Como Comunidade Ibero-americana, somos chamados a promover que sejam, justamente, aqueles que cuidam e protegem a Mãe Terra os principais beneficiários dos programas de cooperação e investimento em sustentabilidade, digitalização e cadeias de valor local. Da mesma forma, os integrantes da Comunidade Ibero-americana devemos unir esforços para que as iniciativas orientadas a superar a crise ecossocial sejam incentivadas por meio da implementação de títulos verdes, compensações e créditos de biodiversidade.
Essa deve ser uma aposta regional para que produza efeitos em nível global. Por isso, é importante que, como comunidade, definamos as prioridades da cooperação regional. Dessa forma, poderemos avançar também na implementação de projetos comuns de grande escala, em setores como a energia limpa, o transporte, as tecnologias digitais, e assim caminhar rumo a uma transição energética justa, que permita superar os combustíveis fósseis e oferecer bem-estar às populações vulneráveis.
Essa oportunidade se sustenta, igualmente, nas possibilidades que temos de construir outras pontes e novos cenários de cooperação: conectar a Ibero-América com a África, reivindicando o compromisso de construir a partir da alteridade e desenvolver novos cenários de cooperação Sul-Sul, assim como o desenvolvimento de uma agenda global inclusiva e equitativa, com o objetivo de concretizar um futuro mais justo e sustentável para o Sul Global.
A Secretaria-Geral Ibero-americana completa vinte anos, em um contexto global imerso em amplas complexidades geopolíticas. Após duas décadas, a SEGIB é um farol para a região em sua aposta pelo diálogo e pela concertação. Esse espaço nos permite, como a comunidade ibero-americana que somos, apostar em estratégias inovadoras para estabelecer relações de cooperação verdadeiramente transformadoras e simétricas entre as nações.

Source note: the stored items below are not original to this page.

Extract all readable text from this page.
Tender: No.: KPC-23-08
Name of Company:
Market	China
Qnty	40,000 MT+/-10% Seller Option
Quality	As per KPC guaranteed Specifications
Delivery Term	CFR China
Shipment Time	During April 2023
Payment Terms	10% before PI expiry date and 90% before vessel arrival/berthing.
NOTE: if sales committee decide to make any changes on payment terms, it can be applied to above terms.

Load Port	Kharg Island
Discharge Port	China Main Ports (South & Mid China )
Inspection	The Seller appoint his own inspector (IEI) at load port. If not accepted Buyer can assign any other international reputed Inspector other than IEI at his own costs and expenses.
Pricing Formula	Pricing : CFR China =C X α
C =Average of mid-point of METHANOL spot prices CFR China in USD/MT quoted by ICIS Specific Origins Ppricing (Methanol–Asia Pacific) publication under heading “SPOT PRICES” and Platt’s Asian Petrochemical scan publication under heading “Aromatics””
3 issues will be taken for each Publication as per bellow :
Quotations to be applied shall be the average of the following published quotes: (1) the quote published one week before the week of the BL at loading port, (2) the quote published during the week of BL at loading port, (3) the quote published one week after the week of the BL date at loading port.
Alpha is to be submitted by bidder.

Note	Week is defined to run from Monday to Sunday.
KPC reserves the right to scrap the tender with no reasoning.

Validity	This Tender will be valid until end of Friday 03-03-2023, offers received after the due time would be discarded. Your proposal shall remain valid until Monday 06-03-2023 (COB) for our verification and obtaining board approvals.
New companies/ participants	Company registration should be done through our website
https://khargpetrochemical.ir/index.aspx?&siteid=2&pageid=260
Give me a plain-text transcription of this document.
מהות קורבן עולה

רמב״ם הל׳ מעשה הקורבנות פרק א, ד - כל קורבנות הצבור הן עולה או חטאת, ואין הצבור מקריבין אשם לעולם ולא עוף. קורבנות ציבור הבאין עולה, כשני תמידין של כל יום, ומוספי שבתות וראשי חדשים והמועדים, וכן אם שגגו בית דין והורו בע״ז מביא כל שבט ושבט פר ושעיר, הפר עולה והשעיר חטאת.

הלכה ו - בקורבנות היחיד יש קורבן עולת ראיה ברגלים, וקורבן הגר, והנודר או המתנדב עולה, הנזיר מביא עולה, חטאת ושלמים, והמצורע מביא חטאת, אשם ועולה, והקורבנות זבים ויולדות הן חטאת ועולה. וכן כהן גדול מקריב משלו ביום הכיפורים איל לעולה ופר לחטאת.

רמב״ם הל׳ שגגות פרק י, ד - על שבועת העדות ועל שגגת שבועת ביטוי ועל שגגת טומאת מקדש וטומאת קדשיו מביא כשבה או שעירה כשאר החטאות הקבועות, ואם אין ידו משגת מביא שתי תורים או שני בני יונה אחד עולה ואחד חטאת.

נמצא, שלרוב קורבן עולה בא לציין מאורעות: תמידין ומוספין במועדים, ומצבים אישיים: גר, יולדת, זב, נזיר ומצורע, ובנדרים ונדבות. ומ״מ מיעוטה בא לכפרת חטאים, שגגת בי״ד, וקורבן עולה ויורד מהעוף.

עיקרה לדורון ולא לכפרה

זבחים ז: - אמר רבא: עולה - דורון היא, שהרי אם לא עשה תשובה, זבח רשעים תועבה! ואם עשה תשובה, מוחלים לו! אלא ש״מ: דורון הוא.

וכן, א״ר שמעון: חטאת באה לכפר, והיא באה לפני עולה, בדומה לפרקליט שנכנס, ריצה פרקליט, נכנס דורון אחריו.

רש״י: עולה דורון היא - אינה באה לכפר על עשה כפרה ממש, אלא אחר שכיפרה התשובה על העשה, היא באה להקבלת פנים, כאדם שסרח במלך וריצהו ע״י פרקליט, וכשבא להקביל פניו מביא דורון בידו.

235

A IV Conferência sobre Financiamento para o Desenvolvimento de Sevilha, assim como a Cúpula CELAC-UE, que acontecerá em Santa Marta, serão cenários-chave para seguir fortalecendo nossas profundas e históricas relações de amizade, ajuda e cooperação. O avanço nessas cúpulas será um pilar fundamental da próxima XXX Cúpula Ibero-americana de 2026, em Madri, que esperamos que seja um espaço que permita defender a vida acima de qualquer outra prioridade, tendo a paz com a natureza como eixo articulador do nosso futuro como ibero-americanos.